BSEC and Nagad: Zero intolerance of noncompliance for zero-coupon bond
Regulators are like football referees. The latter runs along the ball, as much as he can, across the field and instantly intervenes upon foul play. Players' stardom or the team's elite profile is immaterial to him.
But regulatory institutions stand with rickety structure on soft legal grounds in Bangladesh. Prized appointments lacking professional acumen further erode regulatory authority. This pervasive shortcoming distorts the market due to routine extra-regulatory interventions, which also ridicule the law. Mobile financial service (MFS) provider named "Nagad" is a textbook example of such surreal noncompliance.
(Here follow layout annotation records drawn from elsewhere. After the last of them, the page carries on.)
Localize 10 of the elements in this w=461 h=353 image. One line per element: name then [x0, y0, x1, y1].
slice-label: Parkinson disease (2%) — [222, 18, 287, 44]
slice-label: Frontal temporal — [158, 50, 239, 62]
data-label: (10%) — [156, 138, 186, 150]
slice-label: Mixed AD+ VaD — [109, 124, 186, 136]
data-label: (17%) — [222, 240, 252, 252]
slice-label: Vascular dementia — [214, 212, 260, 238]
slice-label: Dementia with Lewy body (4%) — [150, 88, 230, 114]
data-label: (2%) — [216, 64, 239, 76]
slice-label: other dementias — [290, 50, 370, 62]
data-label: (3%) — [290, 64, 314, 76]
Its website's "About us" section claims, "Nagad is a venture by the Bangladesh Post Office that facilitates the day-to-day financial transaction needs of the people." The website, however, neither says how much share the government owns nor it reveals the composition of management or board. Nagad does not exist in the postal department's website either. Yet this government department's emblem is displayed in Nagad's logo.
Nagad deals with the same products and services like 16 other licensed MFS providers do. But since inception on March 26, 2019, Nagad operates without MFS licence from Bangladesh Bank. It functions with a no-objection certificate (NOC) instead and keeps dodging a licensee's regulatory compulsions.
"But the central bank was forced to extend the time frame of the NOC by three months (June 2021) as the operator has failed to complete all the procedures," reported The Daily Star. Nagad has, predictably, missed that deadline too and Bangladesh Bank has "graciously" extended the NOC for another three months (September 2021).
In the same report, Nagad has claimed having discussions with Amazon, Facebook and Google as potential investors. But director general of the postal department has denied such meeting.
In the backdrop of these ambiguities, Bangladesh Securities and Exchange Commission has approved Nagad's plan to raise Tk 510 crore through issuing a zero coupon bond with Tk 750 crore face value, said a report of The Daily Star. Nagad has Tk 416 crore in debt, of which it plans to pay off Tk 350 crore through the bond issuance. Recently the chairman of BSEC has promoted this move at a roadshow in New York. It is unbecoming of the capital market regulator.
The BSEC should have highlighted Nagad's legal, structural and operational shortcomings before the potential investors. It reminds what the credit rating agencies (CRA) did in America before the 2008 financial meltdown. They lowered the perceived credit risk by giving AAA ratings to unclearly structured finance products like collateralised debt obligations. It misguided the investors and the market imploded. But the CRAs have never endorsed any entity that lacks legitimacy.
The BSEC has acted like a pseudo CRA while promoting Nagad. Normally it does not allow initial public offering unless a company is profitable for at least three consecutive years. That very regulator now allows bond offering by the unlicensed Nagad, whose balance sheet also remains out of any oversight of the central bank.
Unusually treated Nagad now resorts to Parkinson's Law – "A luxury, once enjoyed, becomes a necessity." Indulging the luxury of unabated regulatory noncompliance sets bad precedence in the capital market. And the BSEC not disclosing the whole truth for investors is the last thing Bangladesh needs.
The writer is a senior policy fellow at LIRNEasia.